4. Shares Subject to Plan.
(a) Limitation on Overall Number of Shares Available for Delivery Under Plan. Subject to adjustment as provided in Section 10(c) hereof, the total number of Shares reserved and available for delivery under the Plan shall be an aggregate of 42,975,000 (consisting of an additional 8,000,000 Shares added to the Plan as of the Effective Date of the Restated Plan). Any Shares that are subject to Awards of Options or Stock Appreciation Rights shall be counted against this limit as one (1) Share for every one (1) Share with respect to which such Award is granted. Any Shares that are subject to Awards other than Options or Stock Appreciation Rights shall be counted against this limit as 2.0 Shares for every one (1) Share with respect to which such Award is granted. Any Shares delivered under the Plan may consist, in whole or in part, of authorized and unissued shares or treasury shares.

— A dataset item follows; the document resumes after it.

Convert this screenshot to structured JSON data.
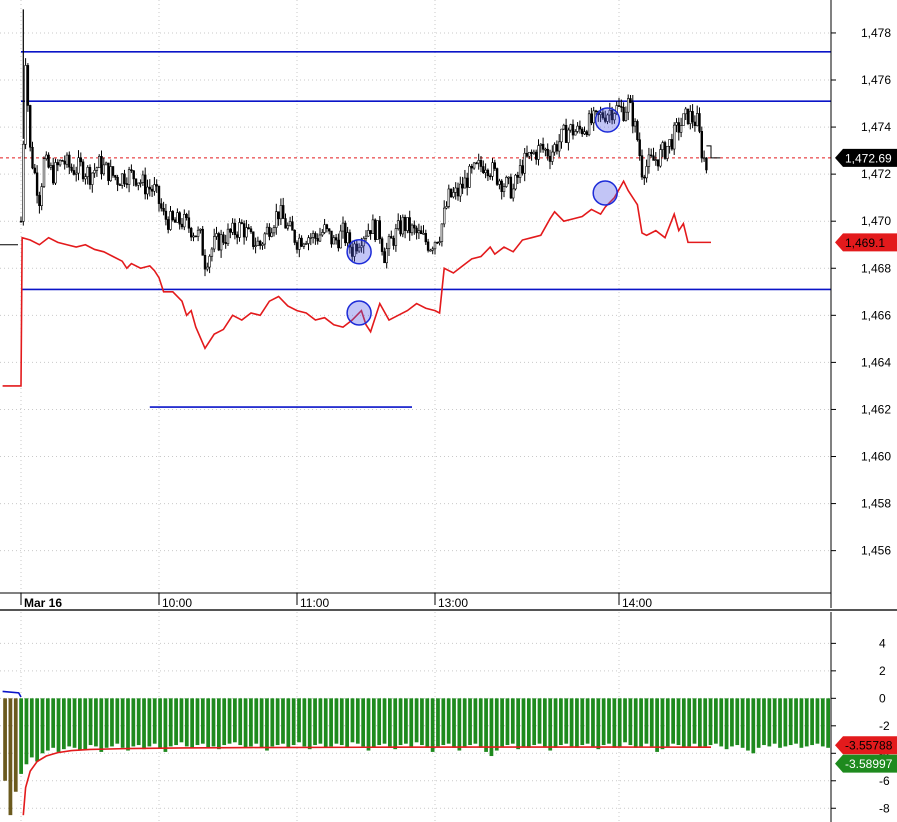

(b) Application of Limitation to Grants of Awards. No Award may be granted if the number of Shares to be delivered in connection with such an Award or, in the case of an Award relating to Shares but settled only in cash (such as cash-only Stock Appreciation Rights), the number of Shares to which such Award relates, exceeds the number of Shares remaining available for delivery under the Plan, minus the number of Shares deliverable in settlement of or relating to then outstanding Awards. The Committee may adopt reasonable counting procedures to ensure appropriate counting, avoid double counting (as, for example, in the case of tandem or substitute awards) and make adjustments if the number of Shares actually delivered differs from the number of Shares previously counted in connection with an Award.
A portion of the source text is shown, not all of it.